Implementing Hospital-Wide NLPs

Hospital-wide natural language processing summarising the health data of 1 million patients

Daniel Bean, Zeljko Kraljevic, Anthony Shek, James Teo, Richard Dobson

Introduction and Methodology 

The article discusses the application of natural language processing (NLP) algorithms to extract information from clinical text in electronic health records (EHRs) for over one million patients at a large London hospital trust. The authors applied open-source named-entity-recognition and linkage (NER+L) methods to 9.5 million EHR documents, generating 157 million SNOMED concepts to capture disease prevalence, onset, and major comorbidity patterns. This study demonstrates NLP's potential to transform the health data lifecycle through large-scale automation of a traditionally manual task.

Challenges and Benefits of NLP in Clinical Data Analysis 

Clinical notes and letters remain the primary method for recording and sharing medical information between clinical staff. Analyzing text data is challenging, but NLP combined with clinical terminologies, such as SNOMED, can automate a significant portion of the "structure and standardize" process, making the full clinical record accessible for computational analysis. The analysis provides a detailed description of the scale and nature of the available data and enables the detection of disease burden, onset, and co-occurrence patterns.

Patient Data and Disease Prevalence 

The data for 1.07 million patients were extracted, with hypertension being the most prevalent disorder for both sexes. The authors used NHS England business rules and the NHS England Quality and Outcomes Framework (QoF) data to calculate prevalence rates of specific disease conditions. The analysis highlights differences in prevalence between males and females and in age at first detection for some conditions.

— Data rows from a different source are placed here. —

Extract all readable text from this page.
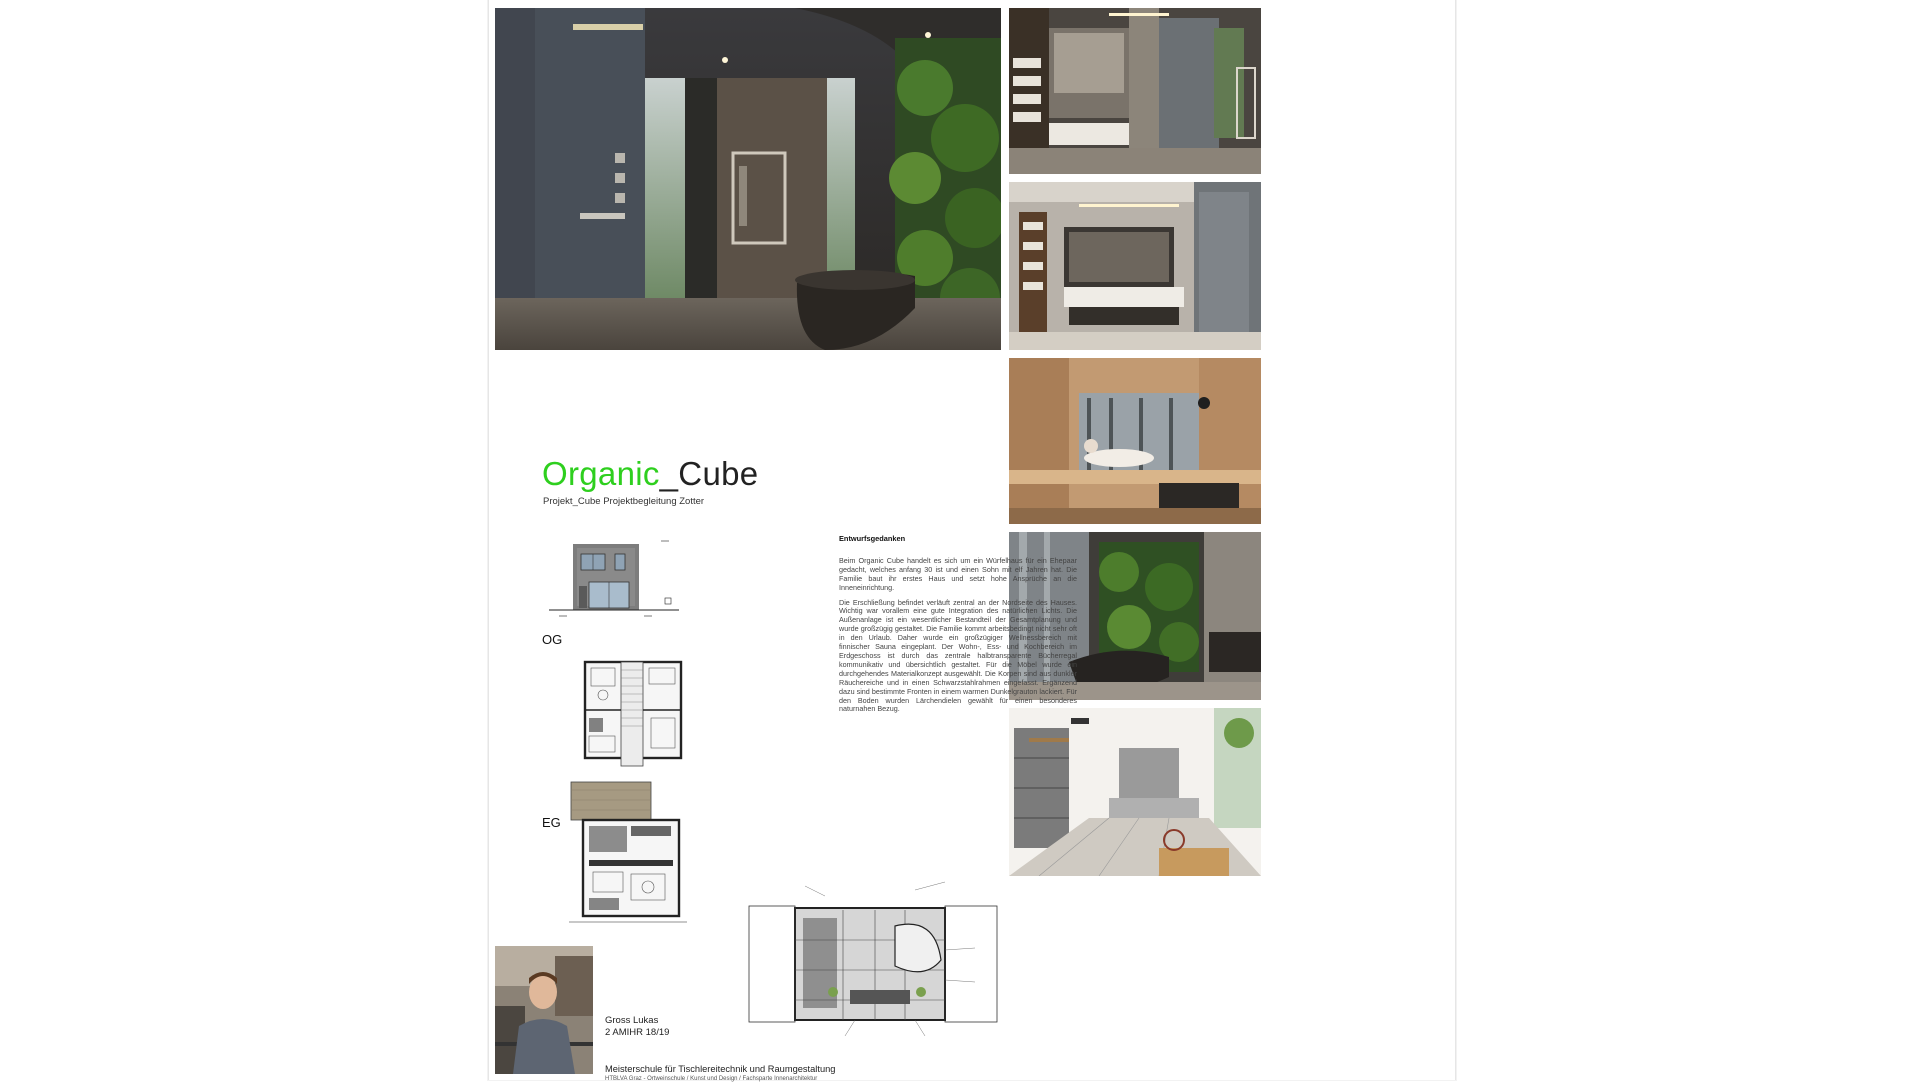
Organic_Cube
Projekt_Cube Projektbegleitung Zotter
OG
EG
Entwurfsgedanken

Beim Organic Cube handelt es sich um ein Würfelhaus für ein Ehepaar gedacht, welches anfang 30 ist und einen Sohn mit elf Jahren hat. Die Familie baut ihr erstes Haus und setzt hohe Ansprüche an die Inneneinrichtung.

Die Erschließung befindet verläuft zentral an der Nordseite des Hauses. Wichtig war vorallem eine gute Integration des natürlichen Lichts. Die Außenanlage ist ein wesentlicher Bestandteil der Gesamtplanung und wurde großzügig gestaltet. Die Familie kommt arbeitsbedingt nicht sehr oft in den Urlaub. Daher wurde ein großzügiger Wellnessbereich mit finnischer Sauna eingeplant. Der Wohn-, Ess- und Kochbereich im Erdgeschoss ist durch das zentrale halbtransparente Bücherregal kommunikativ und übersichtlich gestaltet. Für die Möbel wurde ein durchgehendes Materialkonzept ausgewählt. Die Korpen sind aus dunkler Räuchereiche und in einen Schwarzstahlrahmen eingefasst. Ergänzend dazu sind bestimmte Fronten in einem warmen Dunkelgrauton lackiert. Für den Boden wurden Lärchendielen gewählt für einen besonderes naturnahen Bezug.

Gross Lukas
2 AMIHR 18/19
Meisterschule für Tischlereitechnik und Raumgestaltung
HTBLVA Graz - Ortweinschule / Kunst und Design / Fachsparte Innenarchitektur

Identification of Patient Clusters and Limitations of NLP 

The study identified clusters of patients who shared common diagnoses, which could be a useful tool for identifying cohorts of patients with similar disease patterns using NLP. It also discusses the strengths, limitations, and ethical considerations of using NLP to mine EHR data and acknowledges that errors may still be introduced due to changes in clinical language and terminology.

Conclusion and Future Implications 

Despite the study's limitations, such as only including patients from a single south London hospital, it demonstrates the potential of NLP to extract structured data from unstructured clinical notes, enabling large-scale analysis of multi-morbidity. This could aid in hypothesis generation, population health studies, and clinical research using real-world data.